#3 Intermission
(Halo. Kalau kamu suka cerita ini. Jangan lupa klik tanda bintang di bagian bawah untuk mendukung cerita ini ya)
***
Runi tersenyum lebar saat melihat kedua anak Bu Broto sudah rapi dan wangi. Tak mudah membujuk mereka bersiap-siap. Ada saja alasan mereka untuk menunda. Runi sampai harus menelepon Bu Broto agar anak-anak itu mau mandi.
Baju Devan dan Desi telah terkemas rapi dalam tas jinjing. Anita yang menyiapkannya saat Runi sibuk membujuk kedua kakak beradik itu makan siang.

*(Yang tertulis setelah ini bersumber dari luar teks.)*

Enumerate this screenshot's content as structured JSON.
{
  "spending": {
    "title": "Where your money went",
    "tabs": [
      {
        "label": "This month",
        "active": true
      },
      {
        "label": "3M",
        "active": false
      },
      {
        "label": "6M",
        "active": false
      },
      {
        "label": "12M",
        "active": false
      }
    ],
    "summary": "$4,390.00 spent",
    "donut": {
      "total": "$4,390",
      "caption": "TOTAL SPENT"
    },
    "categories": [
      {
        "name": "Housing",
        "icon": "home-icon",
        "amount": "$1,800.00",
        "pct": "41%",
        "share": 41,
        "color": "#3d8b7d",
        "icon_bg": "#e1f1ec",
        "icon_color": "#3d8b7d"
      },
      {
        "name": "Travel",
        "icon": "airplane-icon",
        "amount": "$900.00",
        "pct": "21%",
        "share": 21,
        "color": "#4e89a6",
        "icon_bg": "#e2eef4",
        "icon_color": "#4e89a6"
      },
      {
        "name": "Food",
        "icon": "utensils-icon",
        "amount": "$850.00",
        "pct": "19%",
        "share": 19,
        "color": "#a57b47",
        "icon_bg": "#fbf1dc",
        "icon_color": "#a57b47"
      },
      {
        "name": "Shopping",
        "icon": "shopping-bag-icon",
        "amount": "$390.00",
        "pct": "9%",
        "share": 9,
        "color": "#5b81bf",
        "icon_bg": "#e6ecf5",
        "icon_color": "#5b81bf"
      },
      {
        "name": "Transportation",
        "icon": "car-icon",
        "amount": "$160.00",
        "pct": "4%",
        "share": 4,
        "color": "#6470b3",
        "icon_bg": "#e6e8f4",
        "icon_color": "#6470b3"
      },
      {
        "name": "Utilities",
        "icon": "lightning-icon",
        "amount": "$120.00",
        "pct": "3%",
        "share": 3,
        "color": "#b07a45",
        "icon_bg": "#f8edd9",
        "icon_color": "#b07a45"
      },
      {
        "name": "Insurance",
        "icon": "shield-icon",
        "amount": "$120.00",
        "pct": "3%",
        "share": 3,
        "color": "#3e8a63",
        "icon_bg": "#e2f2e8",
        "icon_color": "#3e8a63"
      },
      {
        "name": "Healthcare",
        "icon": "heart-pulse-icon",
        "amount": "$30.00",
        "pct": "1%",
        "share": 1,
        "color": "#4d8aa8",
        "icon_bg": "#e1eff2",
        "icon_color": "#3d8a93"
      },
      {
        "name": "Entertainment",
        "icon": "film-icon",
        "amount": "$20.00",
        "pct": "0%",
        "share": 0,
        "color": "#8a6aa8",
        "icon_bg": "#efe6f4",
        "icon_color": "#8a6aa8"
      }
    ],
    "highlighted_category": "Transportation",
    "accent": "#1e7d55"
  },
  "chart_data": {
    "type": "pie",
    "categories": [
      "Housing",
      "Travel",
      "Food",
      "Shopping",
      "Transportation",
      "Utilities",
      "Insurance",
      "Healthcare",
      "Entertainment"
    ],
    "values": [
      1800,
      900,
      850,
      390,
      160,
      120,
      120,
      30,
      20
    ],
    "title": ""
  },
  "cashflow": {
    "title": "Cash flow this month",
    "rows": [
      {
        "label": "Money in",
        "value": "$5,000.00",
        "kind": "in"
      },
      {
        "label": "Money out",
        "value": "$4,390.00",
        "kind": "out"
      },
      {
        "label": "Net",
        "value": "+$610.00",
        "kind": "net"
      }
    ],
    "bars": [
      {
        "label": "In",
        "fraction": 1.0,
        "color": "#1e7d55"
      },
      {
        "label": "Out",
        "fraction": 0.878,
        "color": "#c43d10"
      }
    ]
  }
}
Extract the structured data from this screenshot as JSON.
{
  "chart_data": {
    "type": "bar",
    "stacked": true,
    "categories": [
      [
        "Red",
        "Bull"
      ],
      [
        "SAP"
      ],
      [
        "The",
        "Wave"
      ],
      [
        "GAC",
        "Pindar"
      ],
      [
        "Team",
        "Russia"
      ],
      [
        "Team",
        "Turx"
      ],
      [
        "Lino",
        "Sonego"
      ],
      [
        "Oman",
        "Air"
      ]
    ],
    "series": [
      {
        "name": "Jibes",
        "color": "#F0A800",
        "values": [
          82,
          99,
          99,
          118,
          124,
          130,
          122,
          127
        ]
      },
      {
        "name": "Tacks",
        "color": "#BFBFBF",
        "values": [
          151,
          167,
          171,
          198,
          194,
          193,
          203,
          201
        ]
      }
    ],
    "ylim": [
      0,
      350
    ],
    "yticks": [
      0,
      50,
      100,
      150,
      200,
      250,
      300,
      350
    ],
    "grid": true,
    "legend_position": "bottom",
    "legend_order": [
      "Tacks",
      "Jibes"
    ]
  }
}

Suara mobil terdengar dari luar, tak lama kemudian pintu depan diketuk pelan. Senyum di wajah Runi akhirnya memudar. Dia lupa satu hal menyebalkan yang harus dihadapi siang itu, yaitu mengantar kedua anak Bu Broto bersama Kenar.
Andai perjumpaan pertama mereka terjadi secara normal, Runi akan lebih mudah bersikap wajar di depan Kenar. Masalahnya ... Ah, membayangkan kejadian kemarin saja sudah membuat Runi kesal.

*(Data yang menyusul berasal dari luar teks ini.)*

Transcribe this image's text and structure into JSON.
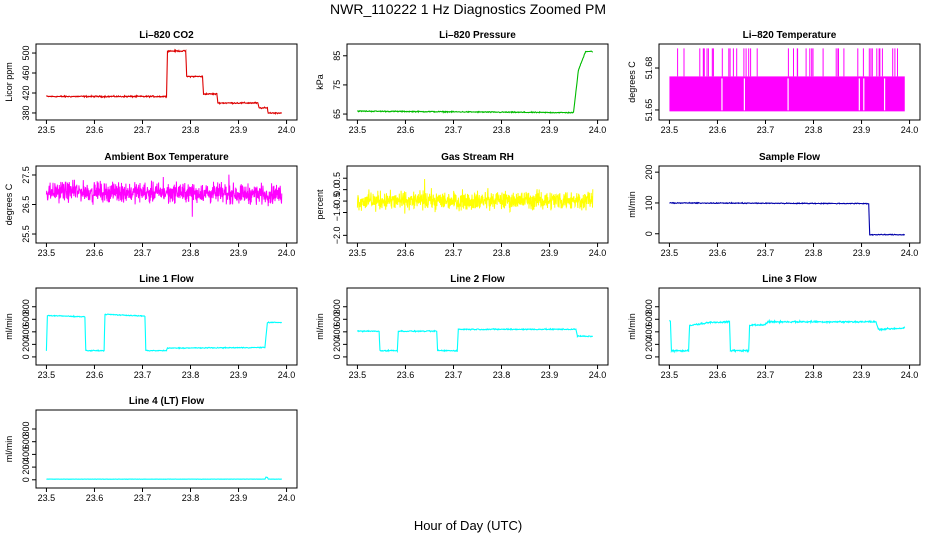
{
  "page": {
    "title": "NWR_110222  1 Hz Diagnostics Zoomed PM",
    "xlabel": "Hour of Day (UTC)"
  },
  "chart_data": [
    {
      "id": "li820-co2",
      "type": "line",
      "title": "Li–820 CO2",
      "ylabel": "Licor ppm",
      "color": "#dd0000",
      "style": "line",
      "xlim": [
        23.5,
        24.0
      ],
      "ylim": [
        372,
        512
      ],
      "xticks": [
        "23.5",
        "23.6",
        "23.7",
        "23.8",
        "23.9",
        "24.0"
      ],
      "yticks": [
        380,
        420,
        460,
        500
      ],
      "ytick_labels": [
        "380",
        "420",
        "460",
        "500"
      ],
      "x": [
        23.5,
        23.75,
        23.752,
        23.79,
        23.792,
        23.825,
        23.827,
        23.855,
        23.857,
        23.94,
        23.943,
        23.96,
        23.962,
        23.99
      ],
      "y": [
        413,
        413,
        504,
        504,
        453,
        453,
        418,
        418,
        400,
        400,
        390,
        390,
        380,
        380
      ],
      "noise": 1.2
    },
    {
      "id": "li820-pressure",
      "type": "line",
      "title": "Li–820 Pressure",
      "ylabel": "kPa",
      "color": "#00bb00",
      "style": "line",
      "xlim": [
        23.5,
        24.0
      ],
      "ylim": [
        64,
        88
      ],
      "xticks": [
        "23.5",
        "23.6",
        "23.7",
        "23.8",
        "23.9",
        "24.0"
      ],
      "yticks": [
        65,
        75,
        85
      ],
      "ytick_labels": [
        "65",
        "75",
        "85"
      ],
      "x": [
        23.5,
        23.915,
        23.95,
        23.96,
        23.975,
        23.99
      ],
      "y": [
        66,
        65.5,
        65.5,
        80,
        86.5,
        86.5
      ],
      "noise": 0.15
    },
    {
      "id": "li820-temperature",
      "type": "line",
      "title": "Li–820 Temperature",
      "ylabel": "degrees C",
      "color": "#ff00ff",
      "style": "band",
      "xlim": [
        23.5,
        24.0
      ],
      "ylim": [
        51.645,
        51.695
      ],
      "xticks": [
        "23.5",
        "23.6",
        "23.7",
        "23.8",
        "23.9",
        "24.0"
      ],
      "yticks": [
        51.65,
        51.68
      ],
      "ytick_labels": [
        "51.65",
        "51.68"
      ],
      "band_low": 51.649,
      "band_high": 51.674,
      "spike_high": 51.694,
      "x": [
        23.5,
        23.99
      ]
    },
    {
      "id": "ambient-box-temperature",
      "type": "line",
      "title": "Ambient Box Temperature",
      "ylabel": "degrees C",
      "color": "#ff00ff",
      "style": "noisy",
      "xlim": [
        23.5,
        24.0
      ],
      "ylim": [
        25.3,
        27.7
      ],
      "xticks": [
        "23.5",
        "23.6",
        "23.7",
        "23.8",
        "23.9",
        "24.0"
      ],
      "yticks": [
        25.5,
        26.5,
        27.5
      ],
      "ytick_labels": [
        "25.5",
        "26.5",
        "27.5"
      ],
      "x": [
        23.5,
        23.99
      ],
      "y": [
        26.95,
        26.85
      ],
      "noise": 0.28
    },
    {
      "id": "gas-stream-rh",
      "type": "line",
      "title": "Gas Stream RH",
      "ylabel": "percent",
      "color": "#ffff00",
      "style": "noisy",
      "xlim": [
        23.5,
        24.0
      ],
      "ylim": [
        -2.2,
        0.9
      ],
      "xticks": [
        "23.5",
        "23.6",
        "23.7",
        "23.8",
        "23.9",
        "24.0"
      ],
      "yticks": [
        -2.0,
        -1.0,
        -0.5,
        0.0,
        0.5
      ],
      "ytick_labels": [
        "−2.0",
        "−1.0",
        "−0.5",
        "0.0",
        "0.5"
      ],
      "x": [
        23.5,
        23.99
      ],
      "y": [
        -0.5,
        -0.45
      ],
      "noise": 0.35
    },
    {
      "id": "sample-flow",
      "type": "line",
      "title": "Sample Flow",
      "ylabel": "ml/min",
      "color": "#0000aa",
      "style": "line",
      "xlim": [
        23.5,
        24.0
      ],
      "ylim": [
        -20,
        210
      ],
      "xticks": [
        "23.5",
        "23.6",
        "23.7",
        "23.8",
        "23.9",
        "24.0"
      ],
      "yticks": [
        0,
        100,
        200
      ],
      "ytick_labels": [
        "0",
        "100",
        "200"
      ],
      "x": [
        23.5,
        23.915,
        23.917,
        23.99
      ],
      "y": [
        100,
        98,
        -3,
        -3
      ],
      "noise": 1.2
    },
    {
      "id": "line-1-flow",
      "type": "line",
      "title": "Line 1 Flow",
      "ylabel": "ml/min",
      "color": "#00ffff",
      "style": "line",
      "xlim": [
        23.5,
        24.0
      ],
      "ylim": [
        -80,
        1050
      ],
      "xticks": [
        "23.5",
        "23.6",
        "23.7",
        "23.8",
        "23.9",
        "24.0"
      ],
      "yticks": [
        0,
        200,
        400,
        600,
        800
      ],
      "ytick_labels": [
        "0",
        "200",
        "400",
        "600",
        "800"
      ],
      "x": [
        23.5,
        23.502,
        23.58,
        23.582,
        23.62,
        23.622,
        23.705,
        23.707,
        23.75,
        23.752,
        23.955,
        23.96,
        23.99
      ],
      "y": [
        100,
        660,
        640,
        100,
        100,
        680,
        650,
        100,
        100,
        140,
        150,
        550,
        550
      ],
      "noise": 6
    },
    {
      "id": "line-2-flow",
      "type": "line",
      "title": "Line 2 Flow",
      "ylabel": "ml/min",
      "color": "#00ffff",
      "style": "line",
      "xlim": [
        23.5,
        24.0
      ],
      "ylim": [
        -80,
        1050
      ],
      "xticks": [
        "23.5",
        "23.6",
        "23.7",
        "23.8",
        "23.9",
        "24.0"
      ],
      "yticks": [
        0,
        200,
        400,
        600,
        800
      ],
      "ytick_labels": [
        "0",
        "200",
        "400",
        "600",
        "800"
      ],
      "x": [
        23.5,
        23.545,
        23.547,
        23.583,
        23.585,
        23.665,
        23.667,
        23.708,
        23.71,
        23.955,
        23.958,
        23.99
      ],
      "y": [
        410,
        410,
        100,
        100,
        410,
        410,
        100,
        100,
        440,
        440,
        330,
        330
      ],
      "noise": 8
    },
    {
      "id": "line-3-flow",
      "type": "line",
      "title": "Line 3 Flow",
      "ylabel": "ml/min",
      "color": "#00ffff",
      "style": "line",
      "xlim": [
        23.5,
        24.0
      ],
      "ylim": [
        -80,
        1050
      ],
      "xticks": [
        "23.5",
        "23.6",
        "23.7",
        "23.8",
        "23.9",
        "24.0"
      ],
      "yticks": [
        0,
        200,
        400,
        600,
        800
      ],
      "ytick_labels": [
        "0",
        "200",
        "400",
        "600",
        "800"
      ],
      "x": [
        23.5,
        23.502,
        23.504,
        23.54,
        23.542,
        23.585,
        23.625,
        23.627,
        23.665,
        23.667,
        23.7,
        23.705,
        23.93,
        23.935,
        23.99
      ],
      "y": [
        570,
        570,
        100,
        100,
        500,
        550,
        560,
        100,
        100,
        500,
        520,
        560,
        560,
        440,
        460
      ],
      "noise": 12
    },
    {
      "id": "line-4-lt-flow",
      "type": "line",
      "title": "Line 4 (LT) Flow",
      "ylabel": "ml/min",
      "color": "#00ffff",
      "style": "line",
      "xlim": [
        23.5,
        24.0
      ],
      "ylim": [
        -80,
        1050
      ],
      "xticks": [
        "23.5",
        "23.6",
        "23.7",
        "23.8",
        "23.9",
        "24.0"
      ],
      "yticks": [
        0,
        200,
        400,
        600,
        800
      ],
      "ytick_labels": [
        "0",
        "200",
        "400",
        "600",
        "800"
      ],
      "x": [
        23.5,
        23.955,
        23.957,
        23.96,
        23.962,
        23.99
      ],
      "y": [
        10,
        10,
        40,
        40,
        10,
        10
      ],
      "noise": 1.5
    }
  ]
}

Dia sudah berusaha menghapus peristiwa memalukan itu dari memorinya, tapi entah kenapa selalu gagal. Semakin dia coba melupakan, semakin kuat ingatan itu menempel di kepala, membuat Runi semakin uring-uring.
Anita menyambut Kenar dengan ramah dan mempersilakannya masuk. Runi buru-buru menyusul ke depan ketika ibunya menawarkan minum pada tetangganya itu.
"Kami langsung berangkat saja, Bun. Biar nggak kesorean. Anak-anak juga sudah siap," cegah gadis itu. Dia tak ingin lelaki itu terlalu akrab dengan sang ibu. Runi benar-benar ingin membatasi pergaulan dengan tetangga barunya itu. Rasa tak nyaman selalu muncul tiap kali Kenar ada di dekatnya.
"Devan duduk di sebelah Om Kenar ya," perintah Runi. Bocah itu bersorak kegirangan, dia memang sangat ingin duduk di depan.
Kenar menyimpan tas jinjing di bagian belakang mobil, sementara Runi menempati kursi tengah bersama si bungsu Desi.
"Hati-hati di jalan ya, Devan, Desi." Anita melambaikan tangan pada kedua anak tetangganya.
"Devan pergi dulu ya, Budhe." Bocah tujuh tahun itu balas melambai dengan penuh semangat.
Desi yang belum lancar bicara ikut berceloteh, memancing tawa di bibir Kenar. Entah kenapa, hatinya terasa hangat. Mereka berempat seperti keluarga kecil yang akan pergi bertamasya. Sudah lama Kenar memimpikan hal seperti itu terjadi dalam hidupnya. Namun, semua hancur seiring dengan kepergian Tsania.
"Kami berangkat dulu, Bu." Kenar berpamitan.
"Iya. Kalau Runi bawel, lapor saja sama saya ya," canda Anita.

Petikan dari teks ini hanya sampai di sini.